Fast-forward a decade, and here we are — broke, annoyed, and paying six different companies just to watch reruns of Kitchen Nightmares. Congratulations, everybody: we’ve officially reinvented cable, but with worse names.
It started small. Netflix. Maybe Hulu. Easy. Manageable. Then Disney realized they own half of human culture and launched Disney+. NBC wanted in, so they gave us Peacock — which sounds less like a streaming service and more like a sketchy knock-off energy drink. HBO, not to be outdone, rebranded to Max — because why not pick the most generic name imaginable for a service that costs more than a tank of gas.
And now? You’re juggling Netflix, Hulu, Disney+, Max, Apple TV+, Peacock, Paramount+, Amazon Prime, and some free trial you forgot to cancel in 2021 that’s still quietly robbing you every month.
We used to mock cable for bloated packages. Now we’ve built our own Frankenstein bundle out of streaming apps. Except this time, you get the privilege of being your own idiot cable guy.
Hulu raises prices twice a year. Disney+ went from “affordable” to “mortgage payment” in record time. And Amazon had the audacity to add ads into Prime Video, even though you’re literally paying for Prime.
We laughed at our parents paying $120 a month for cable. Add up your streaming services, Spotify, and the three ad-free “upgrades” you swore you wouldn’t buy, and congrats — you’re back in the same price range.

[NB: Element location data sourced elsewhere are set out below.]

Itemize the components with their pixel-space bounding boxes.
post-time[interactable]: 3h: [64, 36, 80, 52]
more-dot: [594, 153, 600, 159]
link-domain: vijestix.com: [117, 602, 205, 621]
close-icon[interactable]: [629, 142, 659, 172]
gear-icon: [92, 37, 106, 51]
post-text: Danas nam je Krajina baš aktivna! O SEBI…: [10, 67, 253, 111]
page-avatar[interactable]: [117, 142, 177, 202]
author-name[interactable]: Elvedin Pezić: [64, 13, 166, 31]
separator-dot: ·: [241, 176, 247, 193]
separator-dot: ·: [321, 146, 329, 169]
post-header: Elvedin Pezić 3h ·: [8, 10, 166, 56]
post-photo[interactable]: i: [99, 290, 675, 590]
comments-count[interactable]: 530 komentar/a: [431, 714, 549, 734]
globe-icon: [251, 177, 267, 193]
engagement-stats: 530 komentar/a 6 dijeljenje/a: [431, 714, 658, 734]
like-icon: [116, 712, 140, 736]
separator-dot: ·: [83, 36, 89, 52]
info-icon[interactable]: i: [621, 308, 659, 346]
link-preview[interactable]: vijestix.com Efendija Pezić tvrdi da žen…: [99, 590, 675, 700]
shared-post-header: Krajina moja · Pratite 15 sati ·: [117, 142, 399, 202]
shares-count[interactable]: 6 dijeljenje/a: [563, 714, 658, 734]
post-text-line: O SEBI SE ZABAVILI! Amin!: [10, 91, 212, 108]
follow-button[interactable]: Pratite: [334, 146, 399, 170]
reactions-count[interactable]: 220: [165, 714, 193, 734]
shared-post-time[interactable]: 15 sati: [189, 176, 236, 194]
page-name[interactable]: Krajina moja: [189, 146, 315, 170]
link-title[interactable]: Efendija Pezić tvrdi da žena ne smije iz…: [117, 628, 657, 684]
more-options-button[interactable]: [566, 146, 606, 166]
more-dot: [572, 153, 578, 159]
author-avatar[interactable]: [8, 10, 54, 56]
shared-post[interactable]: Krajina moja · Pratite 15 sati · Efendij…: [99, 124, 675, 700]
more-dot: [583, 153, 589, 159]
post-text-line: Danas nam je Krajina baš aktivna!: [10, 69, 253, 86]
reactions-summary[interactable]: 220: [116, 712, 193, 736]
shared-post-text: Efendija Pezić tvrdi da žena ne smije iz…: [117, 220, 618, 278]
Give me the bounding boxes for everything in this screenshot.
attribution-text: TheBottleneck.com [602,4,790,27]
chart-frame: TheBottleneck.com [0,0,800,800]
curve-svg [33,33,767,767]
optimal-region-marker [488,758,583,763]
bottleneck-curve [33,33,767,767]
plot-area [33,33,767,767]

Except now, instead of channel surfing, you spend 45 minutes scrolling and end up watching The Office… again.
here’s the plot twist: bundles are back. The very thing streaming was supposed to murder. Disney+ + Hulu + ESPN. Paramount+ + Showtime. Verizon offering “free” Netflix when you sign up for another overpriced phone plan.
We’ve come full circle. The rebellion failed. The revolutionaries sold out. Within five years, someone’s going to roll all these services back into one mega-package with a set-top box and a bloated monthly bill. Which, if I’m not mistaken, is… cable. Only this time, it’s wrapped in a shinier interface and corporate greed is the brand mascot.